Um empurrão ela avança e teima em voltar, se fecha sozinha. Não há trincos, fechaduras, chaves. Apenas a força natural de quem sempre se manteve ali semi aberta. 

O cheiro é forte, cheiro de dor. Clima pesado e denso, tão denso quanto o que se esconde em seu interior. Uma fenda não revela luz, é escuro e frio, e ao mesmo tempo atraente. O que há de tão secreto? O que se esconde ali.
Há escritos em seu corpo, mensagens sem assunto, autores desconhecidos. Você vê paixão, palavras de amor, dedicatórias. Você vê recados, meias palavras, convites. Rabiscos sobre rabiscos. Seus olhos descem quase ao rodapé, e você percebe chutes, pedaços quebrados, alguém que não conseguiu entrar. Há dizeres com ódio, raiva, rascunhos de frases e desenhos inacabados, fotos rasgadas e jogadas ao chão, desfiguradas. Quem quer que seja passou por ali com muita vontade e terminou com muita frustração. Não percebeu que a porta estava sempre aberta a quem tinha coragem e malícia para entrar.
Corra a mão sobre os detalhes, farpas ardem ao encontro dos dedos.
A parte de cima é mais pura, menos violenta, há versos e poemas, inteiros. Foram deixados ali por quem foi capaz de entrar, sentir, respirar. Eu vejo amor, satisfação, alegria. Prazer por ter estado ali, feito parte de um momento ou personagem de uma história longa, cravou e marcou seu nome.
Estranho, sim, estranho. Não há nomes rabiscados nesta porta. Iniciais, pseudo-assinaturas que permitem dedução, mas não há nomes. Vejo setas e círculos, apontam a alguém, ou à mim. Talvez eu não entenda a mensagem ou talvez foram feitas para que eu realmente não decifrasse.

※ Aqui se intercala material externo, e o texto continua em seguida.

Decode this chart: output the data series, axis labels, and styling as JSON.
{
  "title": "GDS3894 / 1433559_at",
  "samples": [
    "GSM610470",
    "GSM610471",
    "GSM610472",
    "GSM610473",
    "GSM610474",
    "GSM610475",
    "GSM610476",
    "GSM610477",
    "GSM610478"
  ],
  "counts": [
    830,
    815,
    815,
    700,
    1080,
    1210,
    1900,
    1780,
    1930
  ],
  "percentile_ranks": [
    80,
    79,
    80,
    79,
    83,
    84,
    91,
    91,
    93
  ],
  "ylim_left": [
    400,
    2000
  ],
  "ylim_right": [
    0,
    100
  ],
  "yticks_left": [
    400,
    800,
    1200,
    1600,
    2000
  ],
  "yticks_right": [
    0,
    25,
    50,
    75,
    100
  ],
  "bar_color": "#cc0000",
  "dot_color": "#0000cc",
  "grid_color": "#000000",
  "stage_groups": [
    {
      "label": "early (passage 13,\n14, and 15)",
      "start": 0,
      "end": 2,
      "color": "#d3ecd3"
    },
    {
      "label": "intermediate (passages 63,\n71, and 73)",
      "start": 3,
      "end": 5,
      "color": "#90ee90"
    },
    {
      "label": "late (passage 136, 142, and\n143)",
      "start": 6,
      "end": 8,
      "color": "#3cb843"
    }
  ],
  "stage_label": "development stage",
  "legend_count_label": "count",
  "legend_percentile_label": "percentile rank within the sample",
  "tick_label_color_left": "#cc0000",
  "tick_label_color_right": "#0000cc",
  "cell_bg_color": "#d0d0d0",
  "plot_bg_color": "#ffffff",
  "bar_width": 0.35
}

Eu nunca tranquei, reformei, substitui este local. Ela continua a mesma, mesma porta. Tinta velha, sem cor, desbotada e maltratada. Ainda entreaberta, ainda sem trancas.
Seja bem-vindo, bem-vinda. Mas não empurre, encoste. Não chute, não destrua mais do que já está. Não tente fecha-la, ninguém jamais conseguiu. Se por vontade quiser deixar um recado, arrume um espaço. Talvez ali, ao lado de quem você não goste, talvez ache alguém que te traga lembranças boas, ou um espaço só seu, talvez um pouco mais difícil este ultimo.
Um empurrão e você entra. Pode sair sem ver nada, como pode levar consigo mais que um detalhe. É escuro e turvo para aqueles que não enxergam de olhos fechados. Você é capaz de sentir o ar úmido e frio? Um calafrio na espinha. Você está indo bem. Parabéns.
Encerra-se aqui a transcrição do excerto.